In the diagram above, O_l and O_r are the optical centers (lens centers) for the left and right lenses. Each image plane defines a two-dimensional coordinate system: a pixel in the left image is defined by its coordinates (x_l,y_l) and a pixel on the right image is defined by its coordinates (x_r,y_r). The point P projects to (x_l,y_l) on the left image plane and (x_r,y_r) on the right image plane such that y_l=y_r=y. The line (row) at ordinate y is a scan line.

In reality, the image planes are positioned behind the optical centers (at f, where f is the focal length) but placing them in front makes it easier because you don't have to deal with image inversion.

If you consider the plane (O_l,O_r,P), the image planes are reduced to the scan line:

rectified stereo geometry

Rectified stereo geometry (scan line view).

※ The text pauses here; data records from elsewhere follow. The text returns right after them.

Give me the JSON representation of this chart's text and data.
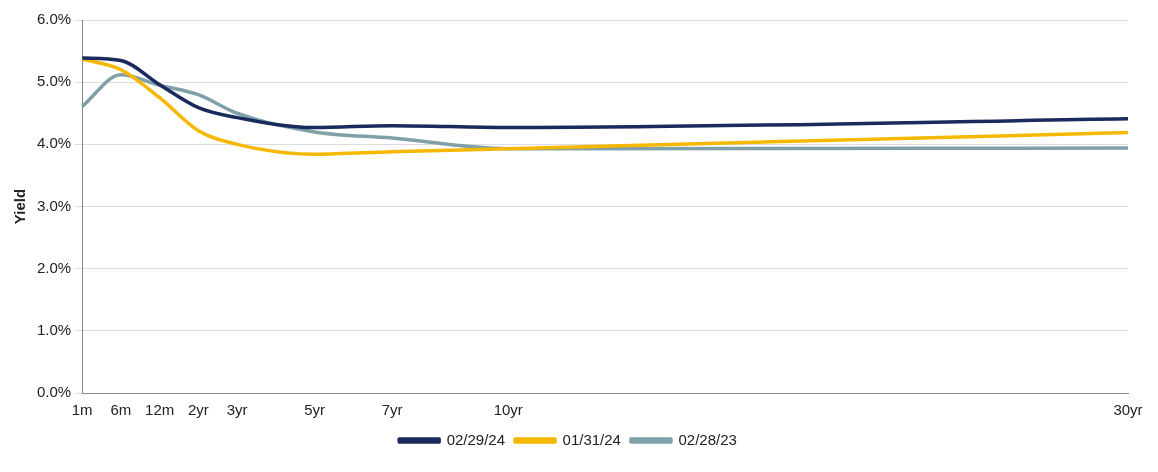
{
  "chart_data": {
    "type": "line",
    "ylabel": "Yield",
    "categories": [
      "1m",
      "6m",
      "12m",
      "2yr",
      "3yr",
      null,
      "5yr",
      null,
      "7yr",
      null,
      null,
      "10yr",
      null,
      null,
      null,
      null,
      null,
      null,
      null,
      null,
      null,
      null,
      null,
      null,
      null,
      null,
      null,
      "30yr"
    ],
    "ylim": [
      0,
      6
    ],
    "yticks": [
      {
        "value": 0,
        "label": "0.0%"
      },
      {
        "value": 1,
        "label": "1.0%"
      },
      {
        "value": 2,
        "label": "2.0%"
      },
      {
        "value": 3,
        "label": "3.0%"
      },
      {
        "value": 4,
        "label": "4.0%"
      },
      {
        "value": 5,
        "label": "5.0%"
      },
      {
        "value": 6,
        "label": "6.0%"
      }
    ],
    "grid": "y",
    "legend": "bottom",
    "marker": "none",
    "series": [
      {
        "name": "02/29/24",
        "color": "#1b2a5c",
        "values": [
          5.39,
          5.35,
          4.96,
          4.59,
          4.43,
          null,
          4.27,
          null,
          4.3,
          null,
          null,
          4.27,
          null,
          null,
          null,
          null,
          null,
          null,
          null,
          null,
          null,
          null,
          null,
          null,
          null,
          null,
          null,
          4.41
        ]
      },
      {
        "name": "01/31/24",
        "color": "#f5b800",
        "values": [
          5.37,
          5.2,
          4.75,
          4.22,
          4.0,
          null,
          3.84,
          null,
          3.88,
          null,
          null,
          3.93,
          null,
          null,
          null,
          null,
          null,
          null,
          null,
          null,
          null,
          null,
          null,
          null,
          null,
          null,
          null,
          4.19
        ]
      },
      {
        "name": "02/28/23",
        "color": "#7fa0a8",
        "values": [
          4.61,
          5.12,
          4.95,
          4.8,
          4.5,
          null,
          4.2,
          null,
          4.1,
          null,
          null,
          3.93,
          null,
          null,
          null,
          null,
          null,
          null,
          null,
          null,
          null,
          null,
          null,
          null,
          null,
          null,
          null,
          3.94
        ]
      }
    ]
  }
}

The vertical lines emanating from the optical centers are the optical axes (lens axes) - they are exactly parallel to each other. The disparity for point P is defined as d=x_l-x_r. Once you know the disparity of a point, geometry of the stereo camera (focal length and baseline, the distance between the two optical centers) gives its depth in the scene.

Dense stereo matching (or correspondence) consists in finding the disparity for every pixel in the left and/or right image (depth map). It is a difficult problem for many reasons (we will look into those in turn in future posts). When the stereo images are rectified, the complexity of stereo matching is slightly reduced (the hard part resides elsewhere).